Feb 12 2007
The Hungarian Agriculture Ministry has admitted that turkey meat from a plant near the site of a Hungarian bird flu outbreak was sold to various parts of Europe including Britain.
However they continue to deny the meat is responsible for transmitting the virus to the poultry in Suffolk.
Nevertheless British government officials continue to investigate a link between an outbreak at a farm owned by Bernard Matthews in Suffolk, eastern England, where 160,000 turkeys were culled and an earlier one in geese in the eastern European country.
Although Bernard Matthews initially hotly denied any possibility of a link between the Hungarian operations in Sarvar and it's farm in Suffolk, the company later admitted that turkey had been shipped between the two processing plants.
Media reports have suggested a turkey plant in the eastern Hungarian town of Kecskemet as a possible culprit, transmitting the virus through the Bernard Matthews' operation in the Hungarian town of Sarvar, western Hungary.
Hungarian Agriculture Ministry officials however insist that every possible item was checked and no problems were reported in any other export destinations.
They have collected all the relevant documents back to November 2006, including those connected to processing, animal health and the sales of every firm affected and say the fate of every item can be precisely traced.
They say the documents support the fact that the British outbreak cannot have originated from Hungary.
Hungary intends to promptly submit a report to the European Commission in order to prove there can be no link between the cases in Britain and Hungary.
The British government had initially said the British infection was most likely to have come from a wild bird but late last week the finger was pointed at Hungary following tests which showed the virus to be identical to the Hungarian one and that it could have been spread by infected meat.
Hungarian experts say connecting the two outbreaks because the virus is identical was not a convincing argument because the virus has been almost the same wherever it appeared around Europe.

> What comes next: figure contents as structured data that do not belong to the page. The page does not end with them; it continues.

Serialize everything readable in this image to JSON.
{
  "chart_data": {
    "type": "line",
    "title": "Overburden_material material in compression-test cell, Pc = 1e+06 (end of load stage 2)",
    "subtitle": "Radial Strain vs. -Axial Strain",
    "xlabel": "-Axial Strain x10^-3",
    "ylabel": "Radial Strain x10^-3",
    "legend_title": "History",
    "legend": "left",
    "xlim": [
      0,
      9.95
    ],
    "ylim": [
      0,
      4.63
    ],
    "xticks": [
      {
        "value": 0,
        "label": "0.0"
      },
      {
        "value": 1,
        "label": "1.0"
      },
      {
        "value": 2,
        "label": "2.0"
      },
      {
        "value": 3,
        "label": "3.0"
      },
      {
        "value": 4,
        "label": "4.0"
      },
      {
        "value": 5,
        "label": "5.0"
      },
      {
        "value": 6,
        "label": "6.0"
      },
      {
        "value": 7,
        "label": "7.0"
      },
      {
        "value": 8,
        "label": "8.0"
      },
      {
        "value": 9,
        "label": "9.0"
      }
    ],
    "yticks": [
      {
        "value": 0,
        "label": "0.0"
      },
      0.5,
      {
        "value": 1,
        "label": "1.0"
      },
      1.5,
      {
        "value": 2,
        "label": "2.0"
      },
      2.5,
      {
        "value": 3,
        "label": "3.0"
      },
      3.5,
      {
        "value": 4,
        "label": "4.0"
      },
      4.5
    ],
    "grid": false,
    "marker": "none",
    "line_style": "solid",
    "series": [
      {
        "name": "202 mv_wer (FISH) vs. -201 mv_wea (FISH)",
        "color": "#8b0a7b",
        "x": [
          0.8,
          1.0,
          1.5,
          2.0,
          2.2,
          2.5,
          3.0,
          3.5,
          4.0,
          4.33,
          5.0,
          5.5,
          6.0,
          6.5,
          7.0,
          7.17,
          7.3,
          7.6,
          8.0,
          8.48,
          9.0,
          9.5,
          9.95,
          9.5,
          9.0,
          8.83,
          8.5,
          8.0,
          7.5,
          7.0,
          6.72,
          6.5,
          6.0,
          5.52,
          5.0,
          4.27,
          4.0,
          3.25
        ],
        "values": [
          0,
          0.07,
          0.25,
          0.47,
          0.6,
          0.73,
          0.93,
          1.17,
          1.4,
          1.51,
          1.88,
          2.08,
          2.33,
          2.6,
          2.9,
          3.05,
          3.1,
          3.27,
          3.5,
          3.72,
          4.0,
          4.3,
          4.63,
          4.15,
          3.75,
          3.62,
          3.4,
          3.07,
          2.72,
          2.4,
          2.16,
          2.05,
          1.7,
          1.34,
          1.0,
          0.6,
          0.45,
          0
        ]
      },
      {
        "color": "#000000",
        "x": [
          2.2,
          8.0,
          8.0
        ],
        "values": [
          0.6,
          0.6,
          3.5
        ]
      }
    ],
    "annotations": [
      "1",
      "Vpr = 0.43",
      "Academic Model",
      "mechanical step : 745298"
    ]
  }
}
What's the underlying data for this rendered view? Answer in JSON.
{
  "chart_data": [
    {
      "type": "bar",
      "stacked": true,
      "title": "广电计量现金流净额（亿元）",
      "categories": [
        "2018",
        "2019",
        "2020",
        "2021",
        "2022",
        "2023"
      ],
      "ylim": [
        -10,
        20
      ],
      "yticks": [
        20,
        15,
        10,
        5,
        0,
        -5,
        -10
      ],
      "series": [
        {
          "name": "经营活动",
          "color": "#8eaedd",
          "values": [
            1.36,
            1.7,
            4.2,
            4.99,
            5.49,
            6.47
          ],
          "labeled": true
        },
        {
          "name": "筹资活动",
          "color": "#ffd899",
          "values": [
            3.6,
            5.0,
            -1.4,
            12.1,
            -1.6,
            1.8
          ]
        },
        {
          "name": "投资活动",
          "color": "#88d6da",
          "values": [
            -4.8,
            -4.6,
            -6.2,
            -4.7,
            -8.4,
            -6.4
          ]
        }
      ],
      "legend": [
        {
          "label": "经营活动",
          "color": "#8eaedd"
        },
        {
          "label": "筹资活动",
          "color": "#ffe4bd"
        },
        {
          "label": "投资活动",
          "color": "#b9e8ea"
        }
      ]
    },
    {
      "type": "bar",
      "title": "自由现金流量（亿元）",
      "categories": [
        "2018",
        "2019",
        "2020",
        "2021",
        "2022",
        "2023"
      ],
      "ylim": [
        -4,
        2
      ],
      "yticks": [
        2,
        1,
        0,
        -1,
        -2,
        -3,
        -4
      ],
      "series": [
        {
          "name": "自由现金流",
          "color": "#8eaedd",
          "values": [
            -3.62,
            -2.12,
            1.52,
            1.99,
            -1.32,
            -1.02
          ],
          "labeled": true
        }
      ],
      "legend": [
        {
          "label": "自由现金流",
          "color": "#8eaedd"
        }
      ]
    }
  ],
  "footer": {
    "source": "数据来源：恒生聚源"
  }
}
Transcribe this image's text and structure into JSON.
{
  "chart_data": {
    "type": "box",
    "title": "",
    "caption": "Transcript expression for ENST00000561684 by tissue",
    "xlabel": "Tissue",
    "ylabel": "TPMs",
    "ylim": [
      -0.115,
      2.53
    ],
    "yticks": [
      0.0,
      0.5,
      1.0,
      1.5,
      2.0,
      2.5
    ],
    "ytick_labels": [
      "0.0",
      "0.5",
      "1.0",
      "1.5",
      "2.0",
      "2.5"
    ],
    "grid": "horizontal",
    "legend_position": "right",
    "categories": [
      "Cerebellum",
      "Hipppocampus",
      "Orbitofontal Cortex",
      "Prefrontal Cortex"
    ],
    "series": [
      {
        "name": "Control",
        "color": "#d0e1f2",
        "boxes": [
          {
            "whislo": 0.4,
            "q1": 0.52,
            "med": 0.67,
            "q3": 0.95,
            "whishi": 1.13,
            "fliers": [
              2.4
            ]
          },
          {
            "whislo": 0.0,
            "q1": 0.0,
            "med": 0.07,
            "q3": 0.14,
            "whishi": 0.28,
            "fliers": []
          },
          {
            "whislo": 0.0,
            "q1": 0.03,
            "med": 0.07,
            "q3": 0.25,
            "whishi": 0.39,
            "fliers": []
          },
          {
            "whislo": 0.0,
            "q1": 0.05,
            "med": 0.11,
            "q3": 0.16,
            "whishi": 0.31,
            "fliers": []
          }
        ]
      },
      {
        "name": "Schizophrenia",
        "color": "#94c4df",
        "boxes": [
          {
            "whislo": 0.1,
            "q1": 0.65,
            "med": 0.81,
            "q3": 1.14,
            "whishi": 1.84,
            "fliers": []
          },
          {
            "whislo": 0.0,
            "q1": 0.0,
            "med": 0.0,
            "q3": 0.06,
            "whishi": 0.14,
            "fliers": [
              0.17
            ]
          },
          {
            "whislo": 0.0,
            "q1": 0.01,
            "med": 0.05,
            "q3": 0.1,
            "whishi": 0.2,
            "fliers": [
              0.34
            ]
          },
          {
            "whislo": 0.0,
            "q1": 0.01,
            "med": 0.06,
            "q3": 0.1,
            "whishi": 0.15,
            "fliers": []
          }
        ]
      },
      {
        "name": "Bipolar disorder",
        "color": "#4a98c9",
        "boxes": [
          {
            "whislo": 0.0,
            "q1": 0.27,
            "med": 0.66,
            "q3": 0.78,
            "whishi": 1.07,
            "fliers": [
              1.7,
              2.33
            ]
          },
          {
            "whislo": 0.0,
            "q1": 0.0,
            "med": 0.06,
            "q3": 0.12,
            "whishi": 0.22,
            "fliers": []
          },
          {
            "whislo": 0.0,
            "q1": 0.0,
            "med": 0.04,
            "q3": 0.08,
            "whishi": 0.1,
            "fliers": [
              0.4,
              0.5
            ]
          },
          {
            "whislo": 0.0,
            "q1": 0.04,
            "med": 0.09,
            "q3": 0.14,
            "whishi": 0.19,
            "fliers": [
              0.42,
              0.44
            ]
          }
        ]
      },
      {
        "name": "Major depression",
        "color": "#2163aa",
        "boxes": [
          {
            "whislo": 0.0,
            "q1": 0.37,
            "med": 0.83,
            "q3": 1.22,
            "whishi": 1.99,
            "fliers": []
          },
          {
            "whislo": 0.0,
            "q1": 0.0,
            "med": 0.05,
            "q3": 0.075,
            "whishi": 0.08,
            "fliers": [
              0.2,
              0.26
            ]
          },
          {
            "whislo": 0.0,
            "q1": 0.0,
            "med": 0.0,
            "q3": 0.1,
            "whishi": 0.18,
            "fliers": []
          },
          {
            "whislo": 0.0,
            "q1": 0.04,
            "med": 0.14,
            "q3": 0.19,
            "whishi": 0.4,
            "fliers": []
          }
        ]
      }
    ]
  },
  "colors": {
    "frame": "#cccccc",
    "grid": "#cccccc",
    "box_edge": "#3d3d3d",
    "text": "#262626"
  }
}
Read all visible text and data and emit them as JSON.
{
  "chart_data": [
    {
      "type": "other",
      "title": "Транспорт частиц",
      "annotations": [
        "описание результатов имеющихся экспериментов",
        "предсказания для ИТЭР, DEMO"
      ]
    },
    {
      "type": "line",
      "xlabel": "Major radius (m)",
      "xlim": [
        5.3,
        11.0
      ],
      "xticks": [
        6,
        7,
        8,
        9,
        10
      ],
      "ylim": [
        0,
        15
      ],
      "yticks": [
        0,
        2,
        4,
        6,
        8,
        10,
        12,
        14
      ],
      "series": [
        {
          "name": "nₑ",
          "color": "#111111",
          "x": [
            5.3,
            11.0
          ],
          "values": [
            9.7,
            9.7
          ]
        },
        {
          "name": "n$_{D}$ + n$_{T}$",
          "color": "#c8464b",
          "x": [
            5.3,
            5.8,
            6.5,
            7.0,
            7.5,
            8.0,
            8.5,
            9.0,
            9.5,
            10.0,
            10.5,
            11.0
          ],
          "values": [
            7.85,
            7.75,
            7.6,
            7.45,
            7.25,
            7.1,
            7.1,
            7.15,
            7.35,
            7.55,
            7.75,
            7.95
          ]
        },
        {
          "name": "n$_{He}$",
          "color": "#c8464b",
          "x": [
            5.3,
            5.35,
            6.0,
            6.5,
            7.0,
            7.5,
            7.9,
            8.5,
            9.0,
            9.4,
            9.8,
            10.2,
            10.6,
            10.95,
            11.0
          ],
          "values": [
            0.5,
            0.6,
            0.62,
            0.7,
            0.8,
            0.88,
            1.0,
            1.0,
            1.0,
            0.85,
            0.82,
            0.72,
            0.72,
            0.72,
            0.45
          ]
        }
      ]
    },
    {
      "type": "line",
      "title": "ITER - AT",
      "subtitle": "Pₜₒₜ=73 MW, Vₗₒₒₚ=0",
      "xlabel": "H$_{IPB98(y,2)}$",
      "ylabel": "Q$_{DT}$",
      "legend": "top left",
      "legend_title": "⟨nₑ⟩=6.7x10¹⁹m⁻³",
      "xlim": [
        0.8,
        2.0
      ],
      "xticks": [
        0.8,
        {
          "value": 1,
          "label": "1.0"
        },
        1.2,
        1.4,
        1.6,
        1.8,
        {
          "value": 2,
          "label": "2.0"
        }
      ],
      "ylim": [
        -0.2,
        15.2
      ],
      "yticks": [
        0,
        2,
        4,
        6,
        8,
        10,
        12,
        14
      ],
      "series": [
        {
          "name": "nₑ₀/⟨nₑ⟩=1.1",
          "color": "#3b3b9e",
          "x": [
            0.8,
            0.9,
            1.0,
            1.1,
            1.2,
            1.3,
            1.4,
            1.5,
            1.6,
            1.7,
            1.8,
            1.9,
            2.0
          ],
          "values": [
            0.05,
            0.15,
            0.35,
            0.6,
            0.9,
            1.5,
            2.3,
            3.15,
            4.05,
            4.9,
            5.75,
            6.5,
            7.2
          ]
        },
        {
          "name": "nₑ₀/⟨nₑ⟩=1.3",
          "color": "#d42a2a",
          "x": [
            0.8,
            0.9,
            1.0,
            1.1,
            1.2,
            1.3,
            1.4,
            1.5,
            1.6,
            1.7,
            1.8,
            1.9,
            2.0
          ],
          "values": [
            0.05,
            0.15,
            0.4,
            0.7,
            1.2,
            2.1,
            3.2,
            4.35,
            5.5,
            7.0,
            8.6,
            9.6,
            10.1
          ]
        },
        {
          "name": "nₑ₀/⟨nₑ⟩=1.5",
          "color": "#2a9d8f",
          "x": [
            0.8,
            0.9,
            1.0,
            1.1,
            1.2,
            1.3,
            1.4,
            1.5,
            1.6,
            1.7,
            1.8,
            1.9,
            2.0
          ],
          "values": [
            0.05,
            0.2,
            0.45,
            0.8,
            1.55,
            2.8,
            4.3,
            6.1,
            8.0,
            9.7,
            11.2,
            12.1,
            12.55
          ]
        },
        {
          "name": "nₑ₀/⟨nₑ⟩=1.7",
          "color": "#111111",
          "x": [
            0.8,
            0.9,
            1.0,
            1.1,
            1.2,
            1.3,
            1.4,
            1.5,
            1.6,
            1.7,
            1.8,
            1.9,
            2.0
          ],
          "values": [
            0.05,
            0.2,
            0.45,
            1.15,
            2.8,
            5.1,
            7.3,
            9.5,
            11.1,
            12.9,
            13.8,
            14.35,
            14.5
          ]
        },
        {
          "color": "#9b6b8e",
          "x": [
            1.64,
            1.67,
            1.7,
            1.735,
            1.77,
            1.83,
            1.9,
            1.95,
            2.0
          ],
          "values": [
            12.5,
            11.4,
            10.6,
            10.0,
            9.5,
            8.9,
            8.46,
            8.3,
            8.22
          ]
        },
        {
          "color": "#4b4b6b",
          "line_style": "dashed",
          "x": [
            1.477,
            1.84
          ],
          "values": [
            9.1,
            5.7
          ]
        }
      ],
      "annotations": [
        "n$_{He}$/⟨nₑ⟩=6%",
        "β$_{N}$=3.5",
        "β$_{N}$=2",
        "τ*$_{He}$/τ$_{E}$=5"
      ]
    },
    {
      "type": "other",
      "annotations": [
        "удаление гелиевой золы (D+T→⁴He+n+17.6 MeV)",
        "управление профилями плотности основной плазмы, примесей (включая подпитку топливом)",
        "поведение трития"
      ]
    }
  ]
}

British Environment Secretary David Miliband is meeting with senior officials, vets and public health experts to assess the bird flu situation and review the action taken to date.
The meeting will review action taken so far to cope with the outbreak at the Bernard Matthews plant in Holton, Suffolk, and will also review the investigation into the causes of the outbreak and liaise about the protection of public health.
Meanwhile Department for Food and Rural Affairs (DEFRA) officials insist meat leaving the Suffolk site is not a health risk and there is no risk with of cooked meat which has left the Bernard Matthews farm since the H5N1 outbreak being contaminated with bird flu.
Health protection experts however warn that more work needs to be done to prepare Britain for a possible bird flu pandemic amid fears that simple measures such as vaccines, isolation and travel restrictions will not be enough to contain the spread of the deadly H5N1 virus.